Type 2 Diabetes Mellitus (T2DM) is one of the most prevalent chronic metabolic disorders, and insulin has been placed at the epicentre of its pathophysiological basis. However, the involvement of impaired alpha (α) cell function has been recognized as playing an essential role in several diseases, since hyperglucagonemia has been evidenced in both Type 1 and T2DM. This phenomenon has been attributed to intra-islet defects, like modifications in pancreatic α cell mass or dysfunction in glucagon's secretion. Emerging evidence has shown that chronic hyperglycaemia provokes changes in the Langerhans' islets cytoarchitecture, including α cell hyperplasia, pancreatic beta (β) cell dedifferentiation into glucagon-positive producing cells, and loss of paracrine and endocrine regulation due to β cell mass loss. Other abnormalities like α cell insulin resistance, sensor machinery dysfunction, or paradoxical ATP-sensitive potassium channels (K_ATP) opening have also been linked to glucagon hypersecretion. Recent clinical trials in phases 1 or 2 have shown new molecules with glucagon-antagonist properties with considerable effectiveness and acceptable safety profiles. Glucagon-like peptide-1 (GLP-1) agonists and Dipeptidyl Peptidase-4 inhibitors (DPP-4 inhibitors) have been shown to decrease glucagon secretion in T2DM, and their possible therapeutic role in T1DM means they are attractive as an insulin-adjuvant therapy.

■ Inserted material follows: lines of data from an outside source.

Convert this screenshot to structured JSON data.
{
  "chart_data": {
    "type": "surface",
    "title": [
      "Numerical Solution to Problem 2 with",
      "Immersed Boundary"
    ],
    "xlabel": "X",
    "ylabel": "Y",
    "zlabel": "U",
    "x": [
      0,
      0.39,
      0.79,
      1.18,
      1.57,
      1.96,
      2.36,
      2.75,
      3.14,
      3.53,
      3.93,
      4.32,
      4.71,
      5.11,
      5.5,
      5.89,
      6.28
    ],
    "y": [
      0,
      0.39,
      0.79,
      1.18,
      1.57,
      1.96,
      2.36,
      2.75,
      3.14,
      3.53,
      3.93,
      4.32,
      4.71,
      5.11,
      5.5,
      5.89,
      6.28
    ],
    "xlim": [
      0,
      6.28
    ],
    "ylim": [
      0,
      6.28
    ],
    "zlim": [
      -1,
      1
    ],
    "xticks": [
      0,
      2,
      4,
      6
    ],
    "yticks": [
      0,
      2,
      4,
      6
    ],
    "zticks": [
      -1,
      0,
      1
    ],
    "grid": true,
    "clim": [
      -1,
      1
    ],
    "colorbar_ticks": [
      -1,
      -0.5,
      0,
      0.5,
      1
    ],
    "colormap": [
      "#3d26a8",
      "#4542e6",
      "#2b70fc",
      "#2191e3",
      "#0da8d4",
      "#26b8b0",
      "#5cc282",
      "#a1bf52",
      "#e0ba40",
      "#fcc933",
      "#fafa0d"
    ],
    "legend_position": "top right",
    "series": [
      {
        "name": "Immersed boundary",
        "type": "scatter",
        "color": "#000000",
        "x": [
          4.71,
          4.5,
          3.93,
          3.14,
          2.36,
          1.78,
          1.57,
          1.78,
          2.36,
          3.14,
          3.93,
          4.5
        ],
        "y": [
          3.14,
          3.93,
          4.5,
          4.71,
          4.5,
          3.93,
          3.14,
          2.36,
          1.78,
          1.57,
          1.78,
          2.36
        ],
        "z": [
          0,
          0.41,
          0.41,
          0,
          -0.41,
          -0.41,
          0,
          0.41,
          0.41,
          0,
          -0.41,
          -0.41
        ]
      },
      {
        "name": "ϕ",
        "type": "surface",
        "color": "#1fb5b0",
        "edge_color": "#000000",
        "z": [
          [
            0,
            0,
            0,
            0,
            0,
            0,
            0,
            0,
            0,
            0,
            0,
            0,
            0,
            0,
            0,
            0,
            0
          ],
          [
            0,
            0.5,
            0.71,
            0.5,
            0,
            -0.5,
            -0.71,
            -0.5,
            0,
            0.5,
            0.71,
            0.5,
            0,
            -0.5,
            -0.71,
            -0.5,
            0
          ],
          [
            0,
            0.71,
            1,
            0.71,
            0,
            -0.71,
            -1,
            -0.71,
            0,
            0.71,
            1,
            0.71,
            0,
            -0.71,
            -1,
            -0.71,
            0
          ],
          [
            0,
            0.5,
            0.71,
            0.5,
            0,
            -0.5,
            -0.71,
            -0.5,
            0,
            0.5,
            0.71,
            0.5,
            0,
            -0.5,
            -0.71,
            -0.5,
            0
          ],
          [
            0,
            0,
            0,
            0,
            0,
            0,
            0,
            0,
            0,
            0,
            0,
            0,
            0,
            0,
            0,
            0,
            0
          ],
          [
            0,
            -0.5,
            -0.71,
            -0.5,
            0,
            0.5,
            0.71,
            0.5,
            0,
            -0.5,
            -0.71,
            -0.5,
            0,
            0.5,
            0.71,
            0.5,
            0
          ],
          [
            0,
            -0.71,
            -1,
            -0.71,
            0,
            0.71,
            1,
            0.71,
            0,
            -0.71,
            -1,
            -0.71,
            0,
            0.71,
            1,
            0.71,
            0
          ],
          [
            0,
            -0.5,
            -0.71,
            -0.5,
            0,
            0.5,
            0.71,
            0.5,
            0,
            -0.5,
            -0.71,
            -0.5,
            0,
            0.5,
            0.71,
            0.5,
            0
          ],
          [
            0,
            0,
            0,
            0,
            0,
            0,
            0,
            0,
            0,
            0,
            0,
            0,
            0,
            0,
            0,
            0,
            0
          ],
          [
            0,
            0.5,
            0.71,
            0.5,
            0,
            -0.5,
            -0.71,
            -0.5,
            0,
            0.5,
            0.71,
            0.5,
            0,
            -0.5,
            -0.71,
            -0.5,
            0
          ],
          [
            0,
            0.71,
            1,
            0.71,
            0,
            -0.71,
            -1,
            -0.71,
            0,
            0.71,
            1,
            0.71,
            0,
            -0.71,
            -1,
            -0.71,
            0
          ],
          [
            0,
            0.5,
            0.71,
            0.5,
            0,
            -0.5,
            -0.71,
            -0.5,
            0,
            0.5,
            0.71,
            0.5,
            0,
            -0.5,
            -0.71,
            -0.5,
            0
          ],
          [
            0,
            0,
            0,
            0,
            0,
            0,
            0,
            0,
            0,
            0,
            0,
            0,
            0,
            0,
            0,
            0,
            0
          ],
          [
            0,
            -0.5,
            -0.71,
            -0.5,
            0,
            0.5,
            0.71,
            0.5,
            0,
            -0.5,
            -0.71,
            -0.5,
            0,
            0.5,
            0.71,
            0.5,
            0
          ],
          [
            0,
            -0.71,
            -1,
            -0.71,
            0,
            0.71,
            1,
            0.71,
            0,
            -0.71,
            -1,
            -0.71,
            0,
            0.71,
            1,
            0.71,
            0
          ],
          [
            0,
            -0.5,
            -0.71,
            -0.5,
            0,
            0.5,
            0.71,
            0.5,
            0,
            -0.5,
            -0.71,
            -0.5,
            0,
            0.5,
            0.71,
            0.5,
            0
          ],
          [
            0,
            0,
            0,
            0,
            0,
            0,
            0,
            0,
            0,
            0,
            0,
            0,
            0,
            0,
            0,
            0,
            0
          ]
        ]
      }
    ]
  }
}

Keywords: Langerhans’ islets; glucagon; hyperglycaemia; hypoglycaemia; type 2 diabetes.

Figure 1

Intrinsic model of glucagon secretion mediated by ATP-sensitive potassium channels (K_ATP). In conditions of systemic hypoglycaemia (1–6 mmol/L) ATP/ADP ratio in α cells decreases, allowing the opening of K_ATP and subsequent reduction of membrane potential, which allow the activation of voltage-gated sodium channels (Na_v). The increase of intracellular sodium generates a short action potential, given to a rapid inactivation of Na_v when membrane potential exceeds −60 mV. This short action potential is enough to allow the opening of T type Ca²⁺ channels, and subsequently the opening of Na_v, and finally the activation L type Ca²⁺ channels, which generate a positive membrane action potential, allowing the opening of type P/Q Ca²⁺ channels (main Ca²⁺ channel), and thereby generating optimal intracellular calcium levels for glucagon vesicles exocytosis. Finally, this increase in membrane potential would culminate in activation of voltage-gated potassium channels (VGK), and subsequent cellular repolarization.

Figure 2

Paracrine regulation of glucagon secretion. (a) Insulin signalling in α cell regulates glucagon secretion. It has been proposed that sequential phosphatidylinositol 3-kinase (PI3K) and phosphodiesterase-3B (PDE3B) activation drive a fall in AMP-c concentration and a reduced ATP binding capacity K_ATP, blocking glucagon secretion. (b) The insulin receptor-coding gene deletion in α cell drives to hyperglycaemia and hyperglucagonemia via ATP accumulation. (c) GABA and serotonin from β cells inhibit glucagon secretion. GABA-A receptors under non-pathologic conditions trigger α cell hyperpolarization with VGCA closure and rapamycin target kinase in mammalian cells (mTOR) inactivation, one of the primary regulators of α cell proliferation. Serotonin via 5-HT1F membrane receptor activation leads to cAMP reduction, inhibiting, therefore, glucagon release. (d) Consequently, any impairment on their secretion could be linked to an increase in α cell mass and hyperglucagonemia in diabetes. (e) β cells glucose-mediated depolarization cause coupled- δ-cells depolarization, activating somatostatin secretion, subsequent α cell hyper-polarization, and inhibition of glucagon release by somatostatin receptor 2 (STTR2) activation.

Figure 3

Autocrine regulation of glucagon secretion. In the α cell, GRs activation increases glucagon gene transcription via cAMP response element-binding (CREB). Glutamate is also present in α cell vesicles. It acts as a glucagon-secretion enhancer acting by ionotropic glutamate receptors (iGluR) stimulation or by binding other proteins like α-amino-3-hydroxy-5-methyl-4-isoxazolepropionic acid (AMPA) receptor and kainate receptors in the α cell membrane. Activation of iGluR drives to α cell depolarisation, activation of VGCA, and subsequent the fusion of glucagon-containing vesicles with cell membranes.